According to UNHCR, over 19,000 unaccompanied or separated children have arrived in Ethiopia since the outbreak of South Sudan conflict in mid-December 2013.

The UN’s refugee agency also say South Sudanese continue to arrive in Ethiopia’s Gambella region at a daily average rate of 209 people crossing via main points of Akobo, Pagak and Pochalla.

The total number of new arrivals from South Sudan since eruption of conflict has now reached 211,214, including 208,079 in Gambella and 3,135 in the Benishangul-Gumuz Region near Assosa.

The UN refugee agency said 90% of the arrivals in to Ethiopia are women and children with19,349 of them unaccompanied or separated children.

The cumulative figure of the South Sudanese refugee population in Ethiopia has now reached 275,639, including 64,425 refugees that were in country pre-December 2013.

Following government approval of Pugnido II as the 6th camp site in Gambella, UNHCR and the Ethiopian local refugee agency ARRA with input from partners, have come up with a draft accountability Matrix assigning responsibilities to the different partners.

The draft Accountability Matrix has been shared with partners for their inputs before it is finalized.

UNHCR distributed core relief items to all the 6,342 refugees at the Pagak entry point; 3,939 of them are awaiting relocation to Pugnido II while the remaining 2,403 need to undergo Level I registration prior to their relocation.

According to UNHCR, the conflict in South Sudan has displaced an estimated 800,000 children with some 13,000 reported to have been recruited by the two rival factions.

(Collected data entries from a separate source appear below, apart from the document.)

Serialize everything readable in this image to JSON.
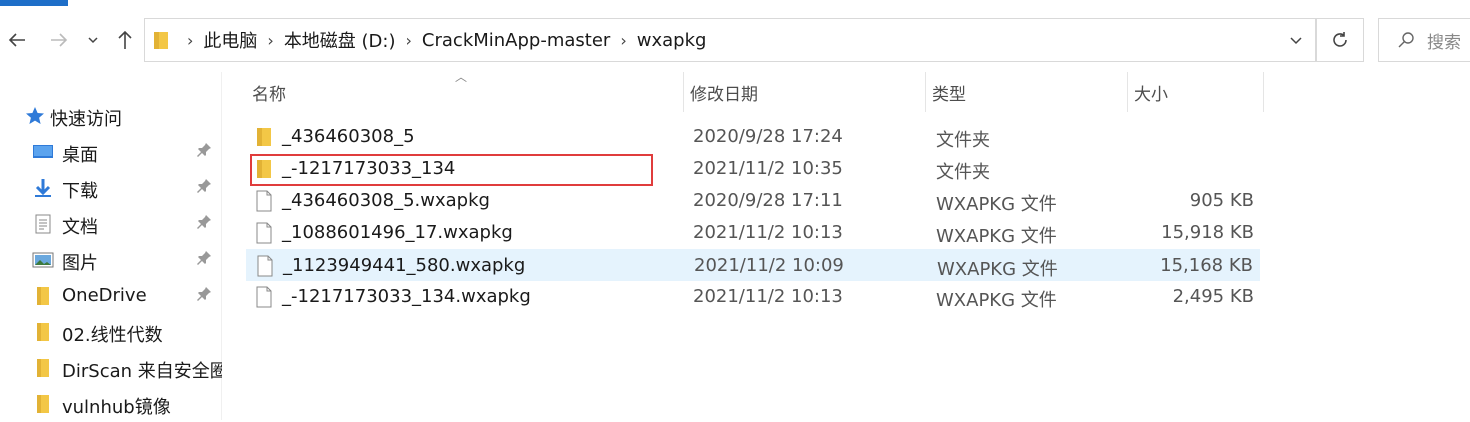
{
  "address": {
    "crumbs": [
      "此电脑",
      "本地磁盘 (D:)",
      "CrackMinApp-master",
      "wxapkg"
    ]
  },
  "search": {
    "placeholder": "搜索"
  },
  "nav": {
    "quick_access": "快速访问",
    "items": [
      {
        "label": "桌面",
        "icon": "desktop-icon",
        "pinned": true
      },
      {
        "label": "下载",
        "icon": "download-icon",
        "pinned": true
      },
      {
        "label": "文档",
        "icon": "document-icon",
        "pinned": true
      },
      {
        "label": "图片",
        "icon": "pictures-icon",
        "pinned": true
      },
      {
        "label": "OneDrive",
        "icon": "folder-icon",
        "pinned": true
      },
      {
        "label": "02.线性代数",
        "icon": "folder-icon",
        "pinned": false
      },
      {
        "label": "DirScan 来自安全圈",
        "icon": "folder-icon",
        "pinned": false
      },
      {
        "label": "vulnhub镜像",
        "icon": "folder-icon",
        "pinned": false
      }
    ]
  },
  "columns": {
    "name": "名称",
    "date": "修改日期",
    "type": "类型",
    "size": "大小"
  },
  "files": [
    {
      "name": "_436460308_5",
      "date": "2020/9/28 17:24",
      "type": "文件夹",
      "size": "",
      "kind": "folder"
    },
    {
      "name": "_-1217173033_134",
      "date": "2021/11/2 10:35",
      "type": "文件夹",
      "size": "",
      "kind": "folder"
    },
    {
      "name": "_436460308_5.wxapkg",
      "date": "2020/9/28 17:11",
      "type": "WXAPKG 文件",
      "size": "905 KB",
      "kind": "file"
    },
    {
      "name": "_1088601496_17.wxapkg",
      "date": "2021/11/2 10:13",
      "type": "WXAPKG 文件",
      "size": "15,918 KB",
      "kind": "file"
    },
    {
      "name": "_1123949441_580.wxapkg",
      "date": "2021/11/2 10:09",
      "type": "WXAPKG 文件",
      "size": "15,168 KB",
      "kind": "file"
    },
    {
      "name": "_-1217173033_134.wxapkg",
      "date": "2021/11/2 10:13",
      "type": "WXAPKG 文件",
      "size": "2,495 KB",
      "kind": "file"
    }
  ],
  "colors": {
    "folder": "#f3c746",
    "selection": "#e5f3fd",
    "highlight_box": "#e03c3c",
    "accent": "#1e6ec8"
  }
}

Ongoing violence in South Sudan has killed tens of thousands and forced over two million to flee home.

South Sudan Peace talks will resume later in July in the Ethiopian capital, Addis Ababa under a new IGAD plus initiative which will incorporate the African Union, the UN, EU, China, the Troika (UK, US, Norway) as well as five African countries (South Africa, Nigeria,Algeria, Chad, and Rwanda).

The two SPLM conflicting factions are expected to sign a comprehensive peace agreement in the upcoming fresh peace negotiations to end the over 18 months long conflict in South Sudan.